Napoleone wasted no time in covering his own back. He wrote up a detailed account of the events for Paoli; another, critical of Cesari and by extension Paoli, for the minister of war in Paris; and signed another jointly with the other officers who had taken part, in which he defended Cesari. It was not as easy to defend himself from more direct threats, and he was on the point of being lynched as an ‘aristo’ by sailors from La Fauvette when a group of his own men delivered him.14

In Paris, Saliceti had been putting it about that Paoli was no longer fit to rule and that his clan was embezzling on a gigantic scale. The Convention, which had replaced the National Assembly, decided to investigate, and designated three commissioners with Saliceti at their head to travel to Corsica. Their official brief was to see to the defence of the island against a potential attack by the Royal Navy, as the international situation had become critical. King Louis XVI had been guillotined on 21 January, which shocked public opinion accross Europe and broadened support for the coalition of Austria, Prussia, Spain and Sardinia already fighting France. On 1 February France declared war on Britain and the Netherlands. Paoli’s monarchist and Anglophile sympathies were no secret in Paris. The Convention ordered the four battalions of Corsican national guards to be disbanded and replaced by French regulars, and placed all the forces on the island under the command of a French general.

On 14 March, Lucien, who had accompanied Sémonville back to Toulon when he was recalled, made a speech in the local Société Patriotique denouncing Paoli. He may have been put up to it by some of Paoli’s enemies gathered in Toulon, and he would later claim that he did not really know what he was saying. Nevertheless, on 2 April his speech was read out to the Convention in Paris, which only the day before had received news that the commander of the French army facing the Austrians, General Dumouriez, had defected to the enemy. Seeing treason everywhere, it issued a decree outlawing Paoli and ordering his arrest.15

Saliceti and the other two commissioners were still riding at anchor in the Golfe Juan awaiting favourable winds when they heard the news, and wrote to Paris asking for the decree to be suspended while they investigated. It was not until the beginning of April that they reached Bastia, where they were joined by Joseph Buonaparte.
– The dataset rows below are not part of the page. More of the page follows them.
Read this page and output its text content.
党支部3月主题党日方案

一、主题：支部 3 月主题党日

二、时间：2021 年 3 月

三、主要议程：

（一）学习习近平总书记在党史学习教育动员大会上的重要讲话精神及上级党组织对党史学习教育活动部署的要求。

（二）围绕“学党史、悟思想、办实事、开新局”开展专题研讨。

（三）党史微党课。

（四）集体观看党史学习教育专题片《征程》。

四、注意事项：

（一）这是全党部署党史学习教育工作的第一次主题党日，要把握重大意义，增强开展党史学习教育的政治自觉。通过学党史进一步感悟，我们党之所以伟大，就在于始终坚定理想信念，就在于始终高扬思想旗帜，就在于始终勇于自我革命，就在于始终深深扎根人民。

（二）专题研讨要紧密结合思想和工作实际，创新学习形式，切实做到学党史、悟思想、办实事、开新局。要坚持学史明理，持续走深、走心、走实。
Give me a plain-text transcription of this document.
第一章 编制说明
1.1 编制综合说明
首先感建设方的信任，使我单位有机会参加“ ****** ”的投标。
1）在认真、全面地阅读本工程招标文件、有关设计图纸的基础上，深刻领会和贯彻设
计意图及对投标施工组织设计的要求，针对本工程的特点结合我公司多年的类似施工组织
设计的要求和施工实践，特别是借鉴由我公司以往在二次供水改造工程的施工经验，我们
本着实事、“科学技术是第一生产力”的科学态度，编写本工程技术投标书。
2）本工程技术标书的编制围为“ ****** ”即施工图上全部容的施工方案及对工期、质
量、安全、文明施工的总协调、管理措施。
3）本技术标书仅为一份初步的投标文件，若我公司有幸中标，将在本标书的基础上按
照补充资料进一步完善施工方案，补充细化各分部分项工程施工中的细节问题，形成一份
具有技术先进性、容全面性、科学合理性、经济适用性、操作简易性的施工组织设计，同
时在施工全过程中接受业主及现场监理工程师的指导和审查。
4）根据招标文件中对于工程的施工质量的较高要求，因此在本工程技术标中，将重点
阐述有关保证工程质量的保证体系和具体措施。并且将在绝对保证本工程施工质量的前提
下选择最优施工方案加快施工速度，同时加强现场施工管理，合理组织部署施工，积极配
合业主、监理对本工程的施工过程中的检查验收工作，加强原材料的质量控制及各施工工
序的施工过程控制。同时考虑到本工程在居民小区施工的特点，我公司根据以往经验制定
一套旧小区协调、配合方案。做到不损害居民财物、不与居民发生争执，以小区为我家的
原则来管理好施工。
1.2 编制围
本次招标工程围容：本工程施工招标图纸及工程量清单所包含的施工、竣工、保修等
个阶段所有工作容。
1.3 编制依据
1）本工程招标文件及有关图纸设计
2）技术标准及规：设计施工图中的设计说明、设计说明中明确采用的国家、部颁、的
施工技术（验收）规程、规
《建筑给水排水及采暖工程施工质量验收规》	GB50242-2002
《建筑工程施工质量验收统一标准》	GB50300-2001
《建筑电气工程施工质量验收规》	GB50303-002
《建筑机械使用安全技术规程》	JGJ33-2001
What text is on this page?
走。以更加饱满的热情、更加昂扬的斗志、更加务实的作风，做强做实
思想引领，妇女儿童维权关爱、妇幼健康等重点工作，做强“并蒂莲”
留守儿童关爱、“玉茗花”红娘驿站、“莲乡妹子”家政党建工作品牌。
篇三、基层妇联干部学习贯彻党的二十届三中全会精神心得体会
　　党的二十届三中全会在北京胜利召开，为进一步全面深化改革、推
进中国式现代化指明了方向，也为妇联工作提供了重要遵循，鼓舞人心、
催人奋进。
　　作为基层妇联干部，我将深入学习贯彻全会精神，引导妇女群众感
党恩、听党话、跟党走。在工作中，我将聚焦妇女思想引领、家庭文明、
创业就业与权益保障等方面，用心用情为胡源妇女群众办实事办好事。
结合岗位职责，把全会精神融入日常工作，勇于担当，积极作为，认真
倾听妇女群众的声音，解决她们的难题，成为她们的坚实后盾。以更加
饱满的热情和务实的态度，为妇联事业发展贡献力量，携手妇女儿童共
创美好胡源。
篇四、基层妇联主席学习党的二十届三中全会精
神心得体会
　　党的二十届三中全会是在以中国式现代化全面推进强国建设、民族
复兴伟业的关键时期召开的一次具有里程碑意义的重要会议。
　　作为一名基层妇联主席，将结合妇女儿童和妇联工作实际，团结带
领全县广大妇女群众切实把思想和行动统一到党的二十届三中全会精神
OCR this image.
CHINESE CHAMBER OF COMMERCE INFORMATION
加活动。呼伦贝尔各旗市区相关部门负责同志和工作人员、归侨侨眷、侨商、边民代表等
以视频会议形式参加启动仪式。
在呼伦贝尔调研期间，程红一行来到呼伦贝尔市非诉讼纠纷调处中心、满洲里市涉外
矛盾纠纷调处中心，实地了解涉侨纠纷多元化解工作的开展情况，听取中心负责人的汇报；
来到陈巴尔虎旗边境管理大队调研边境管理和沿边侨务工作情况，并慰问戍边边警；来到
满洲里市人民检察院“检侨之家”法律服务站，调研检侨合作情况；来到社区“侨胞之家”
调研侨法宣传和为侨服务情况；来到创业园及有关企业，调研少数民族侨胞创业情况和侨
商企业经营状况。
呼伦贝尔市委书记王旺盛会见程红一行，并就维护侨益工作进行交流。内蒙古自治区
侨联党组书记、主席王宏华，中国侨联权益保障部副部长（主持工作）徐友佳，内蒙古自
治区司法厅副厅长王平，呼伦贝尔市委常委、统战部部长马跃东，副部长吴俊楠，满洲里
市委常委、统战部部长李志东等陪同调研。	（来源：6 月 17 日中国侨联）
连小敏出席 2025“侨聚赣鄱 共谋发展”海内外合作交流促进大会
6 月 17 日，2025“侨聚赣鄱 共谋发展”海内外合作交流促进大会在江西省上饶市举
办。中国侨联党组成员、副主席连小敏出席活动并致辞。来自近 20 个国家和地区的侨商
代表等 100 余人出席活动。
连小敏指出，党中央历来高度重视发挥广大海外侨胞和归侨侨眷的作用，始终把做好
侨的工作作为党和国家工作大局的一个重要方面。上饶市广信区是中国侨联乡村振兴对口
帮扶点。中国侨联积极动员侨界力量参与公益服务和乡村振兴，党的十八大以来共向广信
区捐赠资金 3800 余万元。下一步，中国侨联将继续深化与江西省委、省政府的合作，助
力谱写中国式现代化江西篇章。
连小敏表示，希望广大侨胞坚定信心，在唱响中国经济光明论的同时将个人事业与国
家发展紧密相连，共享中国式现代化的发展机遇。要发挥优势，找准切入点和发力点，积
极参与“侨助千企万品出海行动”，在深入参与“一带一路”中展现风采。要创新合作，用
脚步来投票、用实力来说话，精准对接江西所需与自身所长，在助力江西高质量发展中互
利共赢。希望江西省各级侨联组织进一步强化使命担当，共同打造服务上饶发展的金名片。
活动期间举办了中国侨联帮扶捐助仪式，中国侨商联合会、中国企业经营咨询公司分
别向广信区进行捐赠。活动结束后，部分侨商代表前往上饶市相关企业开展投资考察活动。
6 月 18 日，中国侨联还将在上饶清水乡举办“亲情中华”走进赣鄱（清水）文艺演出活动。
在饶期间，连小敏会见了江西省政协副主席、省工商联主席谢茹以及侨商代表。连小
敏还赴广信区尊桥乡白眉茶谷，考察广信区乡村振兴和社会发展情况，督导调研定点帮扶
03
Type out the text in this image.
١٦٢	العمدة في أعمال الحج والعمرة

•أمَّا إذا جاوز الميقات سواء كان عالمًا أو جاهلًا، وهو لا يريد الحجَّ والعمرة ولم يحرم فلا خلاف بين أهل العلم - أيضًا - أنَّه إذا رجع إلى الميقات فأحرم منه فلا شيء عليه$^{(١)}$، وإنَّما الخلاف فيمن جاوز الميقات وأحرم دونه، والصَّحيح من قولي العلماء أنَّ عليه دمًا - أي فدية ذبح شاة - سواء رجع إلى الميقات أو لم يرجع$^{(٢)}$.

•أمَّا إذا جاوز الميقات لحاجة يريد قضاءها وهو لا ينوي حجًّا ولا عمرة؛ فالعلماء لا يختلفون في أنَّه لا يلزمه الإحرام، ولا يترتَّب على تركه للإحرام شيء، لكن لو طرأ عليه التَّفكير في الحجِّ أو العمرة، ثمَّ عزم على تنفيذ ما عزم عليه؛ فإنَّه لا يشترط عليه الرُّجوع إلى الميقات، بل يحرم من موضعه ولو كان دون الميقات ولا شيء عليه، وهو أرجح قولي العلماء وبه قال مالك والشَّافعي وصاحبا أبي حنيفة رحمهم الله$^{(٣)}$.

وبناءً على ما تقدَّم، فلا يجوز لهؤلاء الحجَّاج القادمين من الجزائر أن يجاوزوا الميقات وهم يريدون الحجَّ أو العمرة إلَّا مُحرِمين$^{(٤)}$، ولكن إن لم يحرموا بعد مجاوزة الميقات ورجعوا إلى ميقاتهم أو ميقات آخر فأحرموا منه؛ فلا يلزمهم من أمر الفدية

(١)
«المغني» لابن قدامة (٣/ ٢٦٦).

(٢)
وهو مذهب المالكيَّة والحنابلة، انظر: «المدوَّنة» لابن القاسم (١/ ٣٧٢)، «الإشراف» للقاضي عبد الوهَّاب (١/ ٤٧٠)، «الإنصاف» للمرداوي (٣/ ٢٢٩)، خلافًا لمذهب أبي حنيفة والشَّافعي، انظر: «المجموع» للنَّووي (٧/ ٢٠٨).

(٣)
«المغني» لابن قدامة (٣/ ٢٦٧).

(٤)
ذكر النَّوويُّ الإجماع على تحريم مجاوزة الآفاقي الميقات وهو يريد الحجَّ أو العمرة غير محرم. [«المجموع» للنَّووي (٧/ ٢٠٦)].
Given the intricate web of alliances, enmities and motivations spread over the island, and that almost everyone involved later destroyed and doctored documents, falsified evidence and spun colourful tales, it is impossible to be certain what the commissioners intended. Saliceti probably hoped to maintain Paoli but replace those around him with his own clan and associates, in which category he may have included the Buonaparte.16

On 18 April news of the Convention’s decree outlawing Paoli reached the island. Paoli tried to calm tempers, and sent two delegates to the Convention to justify himself, but Corsican patriots were in uproar, demanding war with France. Napoleone was in Ajaccio, where he wrote a defence of Paoli, which he personally posted on walls around town with a demand for the Convention’s decree to be rescinded. He also attempted to persuade his fellow citizens to affirm their loyalty to the French Republic, in the hope of avoiding a break with France. But most of the notables of Ajaccio had turned against the Buonaparte clan, and he was warned of a plan to assassinate him. He thought of joining Saliceti in Bastia, but changed his mind, and on 2 May set off for Corte to see Paoli. By then news of Lucien’s Toulon speech had reached the island. Worse, a letter from Lucien to his brother boasting that he had provoked the Convention’s decree against Paoli had been intercepted and sent to Corte.17

On his way, Napoleone met a kinsman who warned him that if he went to Corte he would never get out alive. He turned back and reached Bocognano on the evening of 5 May. But he was by no means out of danger, as Marius Peraldi, brother of his erstwhile rival for the Ajaccio colonelcy, was hot on his heels meaning to arrest him and take him to Corte. The various accounts of what happened next read like an adventure story, with Napoleone arrested, locked up under guard, freed at night by cunning subterfuge, pursued, caught, held with a gun to his temple in a stand-off, and finally spirited away while rival gangs of bandits settled scores. What is certain is that he was arrested in Bocognano, that he was freed by a cousin, briefly held again, and eventually taken to a kinsman shepherd’s hut outside Ajaccio.18

Napoleone could not show himself openly, so he slipped into the poor suburb, the Borgo, where he was popular, and that night went to the house of his friend Levie, former mayor of Ajaccio, in which his partisans had gathered. There they cowered, sleeping on the floor, their guns at the ready, for two days, while a boat was prepared to take Napoleone away at night. On the evening of his intended escape the house was surrounded by gendarmes. Levie told his guests to hide, and invited the chief of the gendarmes in. As they talked, both noticed that some of the sleeping-mats had not been hidden. The gendarme, fearing for his life, pretended to see nothing, and the two men continued to drink and talk while Napoleone was smuggled out of the back of the house and down to the beach, where a boat was waiting. By 10 May he was safe in Bastia.19

On the night of 23 May, Letizia was woken by a knock on the door; a cousin had come to warn her that Paoli’s partisans were on their way to seize everyone in the house. He had brought a handful of armed relatives to escort them to safety. Letizia left her two youngest children, Maria Nunziata and Geronimo, in safe hands and took Louis, Maria-Anna, Maria Paolina and Fesch with her. They crept out of town and made for the hills. A few hours later the Buonaparte home was sacked.

Meanwhile Napoleone had persuaded Saliceti and the other commissioners at Bastia that it would be easy to recover control of Ajaccio with a show of force. Four hundred French regulars were assembled and set sail in two ships, with Napoleone, Joseph and the three commissioners on board. The attempt to take the city failed, but Letizia and her children, Joseph Fesch and various French loyalists were evacuated.20

By 3 June Napoleone and his family were in Calvi, one of only three ports still held by the French. The rest of the island was under Paoli’s sway. On 27 May a thousand-strong assembly in Corte had issued a proclamation condemning the Buonaparte. ‘Born in despotism, nourished and brought up at the expense of a lustful pasha who ruled the island, the three brothers turned themselves with ardent enthusiasm into the zealous collaborators and the perfidious agents of Saliceti,’ it ran. ‘As punishment, the Assembly abandons them to their private remorse and to public opinion which has already condemned them to eternal execration and infamy.’21

Whether the French could hang on at Calvi for much longer was open to doubt, and the Buonaparte could no longer hope to play a part in Corsican affairs. On 11 June Letizia, her half-brother Fesch and her brood sailed for France. It was not a good time to be going there.